Detailed objectives

The MIACYC project is divided into 3 steps :

Step 1 - Identification of new scaffolds of MIA at the cellular level using metabolomic innovative tools

The MIAs are highly complex molecules and although a large amount of knowledge has been accumulated concerning their production by the plants, many questions are still unanswered. The discovery of new MIA structures may illuminate unexpected enzymes involved in their biosynthesis.

Recent advances in analytical chemistry (in particular mass spectrometry) and in bioinformatics allowed the development of fully digitized new natural products within complex mixtures. In our project, we’ll use Imaging Mass Spectrometry (IMS) to assess the spatial distribution of metabolites at a cellular scale. These informations might serve as an entry point for cell-type resolved transcriptomics to bridge chemical profiles to upstream cellular events at the genetic level. Single cells would be achieve through Laser-Capture Microdissection technology. Downwards, computer-based molecular networking approach would allow visualizing and organizing analytical chemistry data sets and automate database searches for metabolite identification. Through this integration of metabolomics with genome-based functional characterizations of gene products, we’ll would discover new MIA scaffolds, produced by the activity of new or unexpected enzyme family that would give us clues to  elucidate biosynthetic pathways.
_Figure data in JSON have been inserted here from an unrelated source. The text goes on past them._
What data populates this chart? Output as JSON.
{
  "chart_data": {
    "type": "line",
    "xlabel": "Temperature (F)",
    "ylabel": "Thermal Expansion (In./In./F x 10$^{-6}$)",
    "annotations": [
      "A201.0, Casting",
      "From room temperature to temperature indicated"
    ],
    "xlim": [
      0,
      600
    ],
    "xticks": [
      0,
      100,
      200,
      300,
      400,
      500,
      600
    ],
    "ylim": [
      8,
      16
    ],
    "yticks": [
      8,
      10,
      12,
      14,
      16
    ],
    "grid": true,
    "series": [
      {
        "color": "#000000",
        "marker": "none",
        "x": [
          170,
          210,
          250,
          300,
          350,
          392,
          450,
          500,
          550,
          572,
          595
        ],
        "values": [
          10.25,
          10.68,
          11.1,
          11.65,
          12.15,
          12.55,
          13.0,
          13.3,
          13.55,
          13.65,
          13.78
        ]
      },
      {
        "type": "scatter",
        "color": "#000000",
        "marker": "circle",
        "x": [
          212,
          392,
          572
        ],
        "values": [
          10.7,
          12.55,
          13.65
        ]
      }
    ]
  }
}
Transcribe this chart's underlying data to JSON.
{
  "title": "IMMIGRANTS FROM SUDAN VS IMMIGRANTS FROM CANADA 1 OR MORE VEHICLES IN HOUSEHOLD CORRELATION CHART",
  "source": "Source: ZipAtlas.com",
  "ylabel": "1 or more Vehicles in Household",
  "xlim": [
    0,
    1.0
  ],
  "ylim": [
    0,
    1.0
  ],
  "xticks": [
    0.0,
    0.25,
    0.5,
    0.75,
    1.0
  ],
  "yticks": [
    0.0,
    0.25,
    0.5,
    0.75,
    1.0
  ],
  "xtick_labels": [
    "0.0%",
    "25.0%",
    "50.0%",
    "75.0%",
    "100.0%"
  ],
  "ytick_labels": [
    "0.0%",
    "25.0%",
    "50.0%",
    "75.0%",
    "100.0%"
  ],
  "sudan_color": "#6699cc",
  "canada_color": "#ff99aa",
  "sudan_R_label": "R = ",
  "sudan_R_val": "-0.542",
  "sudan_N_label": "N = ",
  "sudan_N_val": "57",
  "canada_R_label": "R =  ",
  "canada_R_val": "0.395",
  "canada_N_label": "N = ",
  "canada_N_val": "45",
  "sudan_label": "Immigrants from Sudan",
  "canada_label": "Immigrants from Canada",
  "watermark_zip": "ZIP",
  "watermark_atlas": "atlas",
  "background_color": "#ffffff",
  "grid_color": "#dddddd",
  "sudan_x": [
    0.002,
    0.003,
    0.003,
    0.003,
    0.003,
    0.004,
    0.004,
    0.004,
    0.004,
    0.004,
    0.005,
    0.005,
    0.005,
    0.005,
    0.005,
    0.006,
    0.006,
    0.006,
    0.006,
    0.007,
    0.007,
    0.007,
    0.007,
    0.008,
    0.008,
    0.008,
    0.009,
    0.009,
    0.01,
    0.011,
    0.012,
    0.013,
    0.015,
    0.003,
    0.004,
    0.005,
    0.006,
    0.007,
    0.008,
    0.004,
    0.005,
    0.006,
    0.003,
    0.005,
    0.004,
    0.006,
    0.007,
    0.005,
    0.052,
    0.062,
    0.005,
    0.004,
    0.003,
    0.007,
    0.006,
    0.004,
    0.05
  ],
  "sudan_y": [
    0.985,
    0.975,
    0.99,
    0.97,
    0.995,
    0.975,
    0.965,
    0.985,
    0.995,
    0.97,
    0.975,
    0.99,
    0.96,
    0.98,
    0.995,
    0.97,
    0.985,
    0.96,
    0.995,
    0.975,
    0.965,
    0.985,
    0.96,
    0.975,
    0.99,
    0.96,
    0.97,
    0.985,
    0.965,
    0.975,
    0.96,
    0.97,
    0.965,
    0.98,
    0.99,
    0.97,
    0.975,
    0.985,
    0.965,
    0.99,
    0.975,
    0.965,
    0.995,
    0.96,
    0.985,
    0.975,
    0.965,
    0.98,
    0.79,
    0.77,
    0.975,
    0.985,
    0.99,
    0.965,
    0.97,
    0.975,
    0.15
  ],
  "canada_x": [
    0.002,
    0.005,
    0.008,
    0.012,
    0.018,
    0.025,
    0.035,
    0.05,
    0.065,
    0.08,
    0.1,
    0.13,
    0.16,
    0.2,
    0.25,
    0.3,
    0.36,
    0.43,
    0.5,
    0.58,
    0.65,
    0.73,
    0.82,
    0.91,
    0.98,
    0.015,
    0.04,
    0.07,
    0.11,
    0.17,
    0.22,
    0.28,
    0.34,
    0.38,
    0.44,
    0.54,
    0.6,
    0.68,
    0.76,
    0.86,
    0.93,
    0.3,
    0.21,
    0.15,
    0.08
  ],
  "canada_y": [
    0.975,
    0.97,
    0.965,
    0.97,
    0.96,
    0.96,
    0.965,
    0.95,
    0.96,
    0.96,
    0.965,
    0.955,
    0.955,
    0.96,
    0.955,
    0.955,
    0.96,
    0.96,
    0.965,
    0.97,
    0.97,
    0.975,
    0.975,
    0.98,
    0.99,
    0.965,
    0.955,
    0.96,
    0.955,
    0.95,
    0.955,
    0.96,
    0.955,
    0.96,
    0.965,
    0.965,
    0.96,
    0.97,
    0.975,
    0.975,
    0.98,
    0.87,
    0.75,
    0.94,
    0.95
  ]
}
Step 2 - Identification of the key enzymes involved in the biosynthesis of C-Nindole  MIAs

This part of the project aims to identify new genes encoding proteins catalyzing MIA biosynthetic steps by to performing spatial transcriptomics. It means that we would analyse the genome assembly and RNA-seq from tissue-specific libraries and single cells.

This approach is tightly linked to the analysis of deep spatially resolved metabolome as single cell transcriptomics will be generated from cell populations according to spatial metabolic date previously generated.  We’ll also screen with analytical chemistry networking plants those MIA pathway has been activated by biotechnological tools. Through bioinformatics analysis, we would identify candidate genes from expression data through correlation networks.

Step 3 - Production in microbes of targeted MIA using genes encoding enzymes involved in C-Nindole alkaloid metabolism

The targeted alkaloid would be heterogously product using genes encoding enzymes involved in C-N indole alkaloid metabolism.

Candidate genes provided by our combined approaches will be first functionnaly validated by transient heterologous expression in yeast and in Catharanthus roseus, a well-known non-model plant. Active enzymes will be further combined into yeast to reconstruct partial or full biosynthetic pathways.